Removing safety risks

Besides the daily nuisance of time wasted while standing in line for a pay or free toilet, Kibera residents face great security risks if they need to go out at night. Even at 12, Karen is well aware of these dangers.


"If you go to the toilet at night, someone can rape you. If you’re a child, if you don’t go with an adult, someone can rape you. If you’re a big person and you go to the toilet alone, thieves can steal from you," she said.


Wirseen agrees that this basic need to go to the toilet presents great safety risks to both women and children.


"The thing is, that when you go to the toilet, you want privacy. So you go somewhere where you are alone. This happens all over the world when it comes to sanitation," said Wirseen. "The woman goes out into the bush to go to the toilet - a man knows she is coming. Or a group of men know… But I didn’t understand how many kids. In fact, the kids are raped as [they are] walking. They are in schools, and they don’t have any toilets, so they have to run out somewhere to do it…"


Efficient use of waste in economical way

With overflowing pay and free toilets, and the "flying toilets" which often explode upon landing, sanitation challenges are enormous. Wirseen said the Peepoo toilet bag is designed to help alleviate these problems.


"We are inactivating the pathogens in that short period of time. We say a security time of four weeks. After that, a problem has become a resource. So it’s become a fertilizer. With high value. High nutrients," she said.


Each Peepoo bag costs about four cents.
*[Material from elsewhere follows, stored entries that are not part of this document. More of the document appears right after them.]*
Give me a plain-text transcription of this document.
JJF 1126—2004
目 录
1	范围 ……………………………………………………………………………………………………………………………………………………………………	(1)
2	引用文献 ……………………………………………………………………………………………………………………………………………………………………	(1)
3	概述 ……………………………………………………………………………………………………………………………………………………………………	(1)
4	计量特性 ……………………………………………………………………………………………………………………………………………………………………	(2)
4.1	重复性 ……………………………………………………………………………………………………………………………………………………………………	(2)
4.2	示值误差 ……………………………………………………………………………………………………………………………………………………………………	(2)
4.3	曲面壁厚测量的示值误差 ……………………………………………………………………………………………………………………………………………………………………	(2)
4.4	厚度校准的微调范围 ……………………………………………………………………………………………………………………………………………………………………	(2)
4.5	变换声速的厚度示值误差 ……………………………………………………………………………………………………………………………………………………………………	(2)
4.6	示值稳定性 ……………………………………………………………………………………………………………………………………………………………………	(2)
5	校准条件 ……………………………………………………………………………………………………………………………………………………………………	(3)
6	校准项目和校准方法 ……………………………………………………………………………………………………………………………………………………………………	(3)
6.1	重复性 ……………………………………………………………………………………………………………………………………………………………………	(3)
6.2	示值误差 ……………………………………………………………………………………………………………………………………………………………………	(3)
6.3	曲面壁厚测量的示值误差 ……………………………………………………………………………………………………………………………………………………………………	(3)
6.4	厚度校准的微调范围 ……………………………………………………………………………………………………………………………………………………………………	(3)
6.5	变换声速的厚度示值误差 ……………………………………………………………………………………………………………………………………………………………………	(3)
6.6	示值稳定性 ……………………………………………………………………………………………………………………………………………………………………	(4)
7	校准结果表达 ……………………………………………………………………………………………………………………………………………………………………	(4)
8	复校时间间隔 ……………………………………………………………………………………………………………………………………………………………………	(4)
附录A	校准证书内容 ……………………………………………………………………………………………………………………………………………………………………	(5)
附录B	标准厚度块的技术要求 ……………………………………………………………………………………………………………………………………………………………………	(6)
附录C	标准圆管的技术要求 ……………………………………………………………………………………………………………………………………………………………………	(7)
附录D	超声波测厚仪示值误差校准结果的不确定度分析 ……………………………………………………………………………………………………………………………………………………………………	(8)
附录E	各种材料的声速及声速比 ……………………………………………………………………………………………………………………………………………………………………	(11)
It can be used in the privacy of the home, then returned to a local Peepoo "agent," who refunds 1 cent, to the user. It is even more economically feasible than a pay toilet.


But for Karen, there are better reasons to use this toilet bag.


"Peepoo bag is better because if you go to Peepoo bag, you feel relaxed, there isn’t any bad smell on the toilet, at school, you don’t seem disturbed by any person, that’s why they are good," she said.


So for Karen and others in Kibera, it seems that a simple toilet bag really is improving their lives.